3. Mekanisme Proteksi Hambatan Tarif dan Non Tarif

Dokumen ini merinci mekanisme proteksi melalui hambatan tarif dan non-tarif. Hambatan tarif berupa pajak yang dikenakan pada barang impor untuk melindungi industri dan tenaga kerja dalam negeri. Sementara itu, hambatan non-tarif merupakan berbagai peraturan dan kebijakan (selain tarif) yang dapat menghambat perdagangan internasional. Contoh hambatan non-tarif termasuk penerapan sistem kuota, product regulation, subsidi pemerintah, dan praktik dumping. Subsidi pemerintah, yang dapat berupa regulasi pajak, fasilitas kredit, atau subsidi harga produk, bertujuan untuk meningkatkan kapasitas produksi dalam negeri dan daya saing produsen domestik.
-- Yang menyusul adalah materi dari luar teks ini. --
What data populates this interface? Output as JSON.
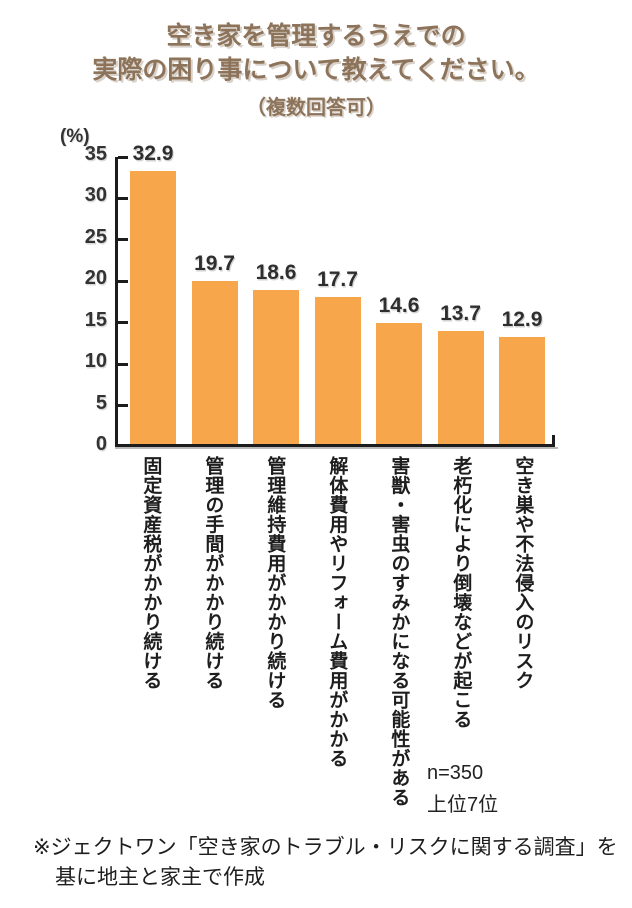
{
  "title": {
    "line1": "空き家を管理するうえでの",
    "line2": "実際の困り事について教えてください。",
    "line3": "（複数回答可）"
  },
  "chart_data": {
    "type": "bar",
    "categories": [
      "固定資産税がかかり続ける",
      "管理の手間がかかり続ける",
      "管理維持費用がかかり続ける",
      "解体費用やリフォーム費用がかかる",
      "害獣・害虫のすみかになる可能性がある",
      "老朽化により倒壊などが起こる",
      "空き巣や不法侵入のリスク"
    ],
    "values": [
      32.9,
      19.7,
      18.6,
      17.7,
      14.6,
      13.7,
      12.9
    ],
    "title": "空き家を管理するうえでの実際の困り事について教えてください。（複数回答可）",
    "xlabel": "",
    "ylabel": "(%)",
    "ylim": [
      0,
      35
    ],
    "yticks": [
      0,
      5,
      10,
      15,
      20,
      25,
      30,
      35
    ],
    "grid": "off",
    "legend": "none",
    "bar_color": "#F8A64C"
  },
  "annotations": {
    "sample_size": "n=350",
    "rank_note": "上位7位"
  },
  "source": {
    "line1": "※ジェクトワン「空き家のトラブル・リスクに関する調査」を",
    "line2": "基に地主と家主で作成"
  },
  "colors": {
    "bar": "#F8A64C",
    "title_text": "#8C735A",
    "axis": "#1c1c1c",
    "text_dark": "#2e2e2e"
  }
}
Praktik dumping, yaitu menjual produk ke negara lain dengan harga di bawah harga pasar domestik, juga merupakan bentuk hambatan non-tarif. Dalam konteks Pasar Tunggal ASEAN, penghapusan hambatan tarif dan non-tarif menjadi komitmen utama, namun perlu strategi untuk tetap melindungi UKM domestik.